The streamlining has been a long time coming, and although the coverage is only indicated for patients who suffer positive symptoms related to severe aortic stenosis, those who are too high-risk for open heart surgery, this is a step in the right direction, according to Edwards.
“Often, the primary risk facing severe aortic stenosis patients is not treatment complications, but the risk of not receiving treatment at all,” the company said in a June 21 statement.
“Edwards emphasized that the priority must be ensuring timely patient access to high-quality care, so that clinicians can provide all people with heart valve disease with the therapy that is right for them.”

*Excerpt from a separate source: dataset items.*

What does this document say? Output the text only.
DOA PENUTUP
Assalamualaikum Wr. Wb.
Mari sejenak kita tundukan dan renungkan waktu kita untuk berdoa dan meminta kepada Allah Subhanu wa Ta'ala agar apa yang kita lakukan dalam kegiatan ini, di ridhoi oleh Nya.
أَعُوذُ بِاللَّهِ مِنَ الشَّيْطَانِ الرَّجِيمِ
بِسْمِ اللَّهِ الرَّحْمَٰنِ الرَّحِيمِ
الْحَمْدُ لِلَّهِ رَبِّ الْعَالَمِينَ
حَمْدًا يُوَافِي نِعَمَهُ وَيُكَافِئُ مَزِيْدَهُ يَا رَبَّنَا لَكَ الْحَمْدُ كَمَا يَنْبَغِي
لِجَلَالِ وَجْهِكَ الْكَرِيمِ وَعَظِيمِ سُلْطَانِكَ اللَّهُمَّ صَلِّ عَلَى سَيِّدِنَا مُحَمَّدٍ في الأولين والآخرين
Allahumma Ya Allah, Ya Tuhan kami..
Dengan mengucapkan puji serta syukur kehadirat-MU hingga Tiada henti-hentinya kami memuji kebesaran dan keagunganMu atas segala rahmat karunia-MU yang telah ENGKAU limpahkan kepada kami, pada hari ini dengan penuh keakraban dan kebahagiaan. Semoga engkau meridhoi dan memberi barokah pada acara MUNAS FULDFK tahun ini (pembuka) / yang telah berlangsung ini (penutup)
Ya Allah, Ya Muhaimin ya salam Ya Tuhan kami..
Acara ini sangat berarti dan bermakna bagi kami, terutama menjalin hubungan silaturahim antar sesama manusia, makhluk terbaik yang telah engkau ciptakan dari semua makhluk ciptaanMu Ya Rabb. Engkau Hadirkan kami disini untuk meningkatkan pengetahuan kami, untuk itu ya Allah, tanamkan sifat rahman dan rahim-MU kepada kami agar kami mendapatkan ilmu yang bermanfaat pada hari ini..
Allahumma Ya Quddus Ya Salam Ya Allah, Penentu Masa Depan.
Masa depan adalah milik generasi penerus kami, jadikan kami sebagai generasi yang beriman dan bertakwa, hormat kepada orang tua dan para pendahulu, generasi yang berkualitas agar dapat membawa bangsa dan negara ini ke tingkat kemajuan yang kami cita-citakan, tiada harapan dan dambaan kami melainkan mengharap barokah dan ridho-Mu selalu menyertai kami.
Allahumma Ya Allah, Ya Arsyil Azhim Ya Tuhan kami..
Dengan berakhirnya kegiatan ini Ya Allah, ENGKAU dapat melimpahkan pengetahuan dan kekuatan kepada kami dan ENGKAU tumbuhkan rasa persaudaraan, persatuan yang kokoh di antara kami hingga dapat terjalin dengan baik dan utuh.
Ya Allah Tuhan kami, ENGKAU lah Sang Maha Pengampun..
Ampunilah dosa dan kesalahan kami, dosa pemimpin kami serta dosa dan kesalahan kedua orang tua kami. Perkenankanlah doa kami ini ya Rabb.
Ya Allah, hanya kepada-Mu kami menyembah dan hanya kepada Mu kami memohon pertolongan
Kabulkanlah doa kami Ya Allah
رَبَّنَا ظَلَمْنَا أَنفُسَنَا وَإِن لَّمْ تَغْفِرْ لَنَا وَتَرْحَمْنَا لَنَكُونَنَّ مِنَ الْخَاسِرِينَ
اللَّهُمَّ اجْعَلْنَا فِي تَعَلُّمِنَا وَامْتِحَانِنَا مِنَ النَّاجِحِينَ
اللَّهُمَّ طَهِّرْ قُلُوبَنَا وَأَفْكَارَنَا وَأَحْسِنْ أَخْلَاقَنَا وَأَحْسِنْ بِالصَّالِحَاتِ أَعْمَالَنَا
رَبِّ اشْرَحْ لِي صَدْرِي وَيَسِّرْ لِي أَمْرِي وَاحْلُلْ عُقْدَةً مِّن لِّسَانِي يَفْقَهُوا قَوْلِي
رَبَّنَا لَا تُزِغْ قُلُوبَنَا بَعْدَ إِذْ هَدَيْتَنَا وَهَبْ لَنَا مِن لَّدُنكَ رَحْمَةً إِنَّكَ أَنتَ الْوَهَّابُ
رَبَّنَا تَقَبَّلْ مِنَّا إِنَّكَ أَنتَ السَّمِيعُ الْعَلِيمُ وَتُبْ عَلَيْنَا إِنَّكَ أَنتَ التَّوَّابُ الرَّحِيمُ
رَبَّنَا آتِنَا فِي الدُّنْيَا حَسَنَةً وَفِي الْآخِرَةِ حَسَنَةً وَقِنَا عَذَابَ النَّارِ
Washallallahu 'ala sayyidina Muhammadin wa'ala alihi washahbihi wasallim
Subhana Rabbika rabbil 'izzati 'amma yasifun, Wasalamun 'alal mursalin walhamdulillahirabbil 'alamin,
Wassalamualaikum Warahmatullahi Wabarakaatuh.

The price tag has often been the sticking point. Patient access to emerging technologies is often impeded by costs or coverage.
“The valve prices are anywhere from $30,000 to $35,000, which brings up a whole other healthcare economics discussion,” Dr. Anthony Caffarelli, the vice chair of cardiothoracic surgery at Hoag, told the Business Journal.
By contrast, Caffarelli estimates that open-heart surgery, which is much riskier, costs substantially less—$5,000 compared to the TAVR price tag, which can range up to $40,000.
About six years ago, the CMS began looking at whether Medicare patients should be eligible for the TAVR procedures instead of open-heart surgeries.
“We are encouraged that CMS is open to moving toward a quality measure focused on patient outcomes, not procedural volume,” Edwards said in a public statement in response to CMS announcing their coverage of the TAVR procedure for severe aortic stenosis patients.
Edwards continues to search for “the best way to ensure high quality and appropriate access for all Medicare beneficiaries in need of treatment for structural heart disease.”